One of the exhibits in the exhibition, entitled Krishna in the Garden of Assam, is an extremely rare example which comes from the collection of Monmouthshire Museums.
The exterior is of an elegant 18th century gentleman’s dressing gown known as a banyan – but hidden inside is a magnificent lining, woven in Assam, and which is one of only 20 known to survive around the world.
The textiles are known as Vrindavani Vastra, which means the cloth of Vrindavan, – a forested region in north India where the Hindu god Krishna is believed to have lived as a young cowherd early in his eventful life.
The British Museum Vrindavani Vastra textile travelled from Assam to a Buddhist monastery in Tibet, while the textile that was cut to make the lining of the banyan that stars in the exhibition, travelled a different route to the West.
Combined with a subtle Chinese blue green damask silk the dressing gown was probably made in Calcutta for a European man who had made his fortune in India.
New light has been shed on the possible identity of the owner, and how it came to be among a collection of 18th century costume in Monmouthshire….
Dramatic scenes from Krishna’s life are woven into these vibrant strips of cloth – the same scenes feature in dance dramas performed with elaborate masks that are still distinctive to the region.
Masks, made by monks in Assam, and textiles have been loaned by the British Museum, and two beautifully illustrated pages from the finest Assamese manuscript in the British Library are also in the exhibition.
The scene is set with some film made in Assam featuring the masked dramas in preparation and performance.
The largest surviving example of the Vrindavani Vastra type of textiles, now in the British Museum, is more than nine metres in length.
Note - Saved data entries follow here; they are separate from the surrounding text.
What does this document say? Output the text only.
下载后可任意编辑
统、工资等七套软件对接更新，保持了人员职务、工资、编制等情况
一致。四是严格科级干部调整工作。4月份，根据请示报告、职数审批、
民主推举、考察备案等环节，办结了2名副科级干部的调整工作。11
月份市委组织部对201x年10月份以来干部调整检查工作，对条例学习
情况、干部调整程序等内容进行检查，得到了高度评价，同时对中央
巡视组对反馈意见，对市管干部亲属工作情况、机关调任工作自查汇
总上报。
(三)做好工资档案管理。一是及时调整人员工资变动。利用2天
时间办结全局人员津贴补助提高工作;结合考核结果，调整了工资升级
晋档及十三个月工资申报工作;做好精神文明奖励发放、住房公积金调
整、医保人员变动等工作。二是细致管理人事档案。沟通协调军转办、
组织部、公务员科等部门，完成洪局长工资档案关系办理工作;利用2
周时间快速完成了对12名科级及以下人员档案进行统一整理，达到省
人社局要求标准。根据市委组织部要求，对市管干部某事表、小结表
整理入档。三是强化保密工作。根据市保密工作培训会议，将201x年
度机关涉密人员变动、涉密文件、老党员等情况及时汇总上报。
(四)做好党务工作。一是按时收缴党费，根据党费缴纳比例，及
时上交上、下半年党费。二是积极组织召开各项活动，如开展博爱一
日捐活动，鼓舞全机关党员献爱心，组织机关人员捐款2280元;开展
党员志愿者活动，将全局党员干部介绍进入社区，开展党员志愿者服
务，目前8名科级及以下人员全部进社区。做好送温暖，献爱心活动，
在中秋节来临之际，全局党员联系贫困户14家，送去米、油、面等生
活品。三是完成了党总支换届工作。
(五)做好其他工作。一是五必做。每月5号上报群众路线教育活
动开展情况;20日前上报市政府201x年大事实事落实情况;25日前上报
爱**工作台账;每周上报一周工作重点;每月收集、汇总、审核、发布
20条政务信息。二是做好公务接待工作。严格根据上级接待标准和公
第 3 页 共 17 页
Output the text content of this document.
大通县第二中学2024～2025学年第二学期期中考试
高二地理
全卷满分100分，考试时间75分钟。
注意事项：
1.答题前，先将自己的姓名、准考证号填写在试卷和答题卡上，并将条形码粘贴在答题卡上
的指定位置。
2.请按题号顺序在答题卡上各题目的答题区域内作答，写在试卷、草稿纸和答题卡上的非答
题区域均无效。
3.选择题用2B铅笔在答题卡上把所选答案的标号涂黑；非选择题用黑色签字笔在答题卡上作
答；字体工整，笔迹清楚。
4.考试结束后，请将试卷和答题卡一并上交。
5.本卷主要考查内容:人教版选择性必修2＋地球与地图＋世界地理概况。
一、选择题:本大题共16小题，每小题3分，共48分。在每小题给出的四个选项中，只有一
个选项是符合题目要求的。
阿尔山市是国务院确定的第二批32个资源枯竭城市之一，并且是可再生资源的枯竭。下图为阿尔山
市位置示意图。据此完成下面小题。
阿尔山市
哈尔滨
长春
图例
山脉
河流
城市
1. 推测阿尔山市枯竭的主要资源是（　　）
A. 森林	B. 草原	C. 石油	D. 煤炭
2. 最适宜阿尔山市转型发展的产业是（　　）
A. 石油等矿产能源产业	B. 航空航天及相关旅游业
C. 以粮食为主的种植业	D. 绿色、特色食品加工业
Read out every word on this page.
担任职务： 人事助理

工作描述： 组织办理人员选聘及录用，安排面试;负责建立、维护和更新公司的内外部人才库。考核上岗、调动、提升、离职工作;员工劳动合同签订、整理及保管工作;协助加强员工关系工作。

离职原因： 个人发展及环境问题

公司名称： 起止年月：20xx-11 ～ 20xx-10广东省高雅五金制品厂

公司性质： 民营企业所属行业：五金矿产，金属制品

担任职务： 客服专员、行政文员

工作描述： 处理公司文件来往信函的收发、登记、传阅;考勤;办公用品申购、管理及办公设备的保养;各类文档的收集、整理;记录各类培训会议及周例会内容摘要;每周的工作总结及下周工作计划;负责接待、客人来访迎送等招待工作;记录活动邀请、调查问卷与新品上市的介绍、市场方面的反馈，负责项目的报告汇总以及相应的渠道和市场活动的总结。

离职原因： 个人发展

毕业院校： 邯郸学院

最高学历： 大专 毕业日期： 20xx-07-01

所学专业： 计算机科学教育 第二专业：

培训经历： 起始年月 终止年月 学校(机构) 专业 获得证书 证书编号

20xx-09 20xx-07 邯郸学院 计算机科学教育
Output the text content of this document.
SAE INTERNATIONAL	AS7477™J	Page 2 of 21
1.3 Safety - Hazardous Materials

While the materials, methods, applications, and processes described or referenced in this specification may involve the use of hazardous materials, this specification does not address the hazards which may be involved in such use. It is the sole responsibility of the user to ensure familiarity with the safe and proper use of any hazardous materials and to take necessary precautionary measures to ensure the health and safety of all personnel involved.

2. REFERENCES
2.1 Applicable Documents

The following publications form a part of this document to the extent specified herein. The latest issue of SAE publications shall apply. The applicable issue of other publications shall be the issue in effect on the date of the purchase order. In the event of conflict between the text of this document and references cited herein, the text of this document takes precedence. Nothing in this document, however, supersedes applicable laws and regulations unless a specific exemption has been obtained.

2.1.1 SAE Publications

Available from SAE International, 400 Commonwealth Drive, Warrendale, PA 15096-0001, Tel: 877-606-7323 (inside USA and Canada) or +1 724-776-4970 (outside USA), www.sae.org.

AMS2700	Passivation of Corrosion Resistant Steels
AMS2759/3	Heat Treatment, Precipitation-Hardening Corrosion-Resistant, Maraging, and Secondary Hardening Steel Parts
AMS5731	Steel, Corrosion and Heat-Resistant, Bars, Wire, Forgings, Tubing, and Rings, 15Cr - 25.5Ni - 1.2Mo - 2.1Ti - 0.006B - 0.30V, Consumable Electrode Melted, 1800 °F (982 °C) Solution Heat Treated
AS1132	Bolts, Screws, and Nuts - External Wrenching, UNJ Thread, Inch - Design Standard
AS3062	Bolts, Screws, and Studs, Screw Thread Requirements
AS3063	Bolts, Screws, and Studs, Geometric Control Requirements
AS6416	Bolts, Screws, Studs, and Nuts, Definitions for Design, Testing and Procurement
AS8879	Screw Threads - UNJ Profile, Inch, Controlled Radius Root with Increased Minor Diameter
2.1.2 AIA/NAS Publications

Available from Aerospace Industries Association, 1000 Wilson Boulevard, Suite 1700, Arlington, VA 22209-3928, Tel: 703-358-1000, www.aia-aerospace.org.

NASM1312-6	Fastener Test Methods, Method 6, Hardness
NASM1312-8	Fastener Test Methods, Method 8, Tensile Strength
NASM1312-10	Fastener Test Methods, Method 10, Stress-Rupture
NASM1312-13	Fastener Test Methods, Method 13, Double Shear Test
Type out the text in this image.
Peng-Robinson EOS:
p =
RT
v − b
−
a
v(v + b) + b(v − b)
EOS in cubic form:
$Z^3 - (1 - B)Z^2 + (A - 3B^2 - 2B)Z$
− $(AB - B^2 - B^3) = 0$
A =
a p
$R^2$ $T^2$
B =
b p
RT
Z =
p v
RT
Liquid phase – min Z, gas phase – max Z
It is made up of 12 separate lengths of cloth woven in Assam, which were stitched together later, probably in Tibet, with strips of damask and brocade along the top.
Chepstow Museum curator Anne Rainsbury said: “As it was impossible to display the original British Museum textile here in Chepstow, it has been reproduced by digitally printing onto fabric.”
The museum has recruited a number of volunteers to help explain the exhibits to visitors.
One of them, Linda Hailes, said: “The exhibition is absolutely stunning. The more you find out, the more you want to know.
“As a model-maker I particularly love the masks.”
This exhibition at Chepstow Museum runs until September 3 and there will also be a series of events in association with it.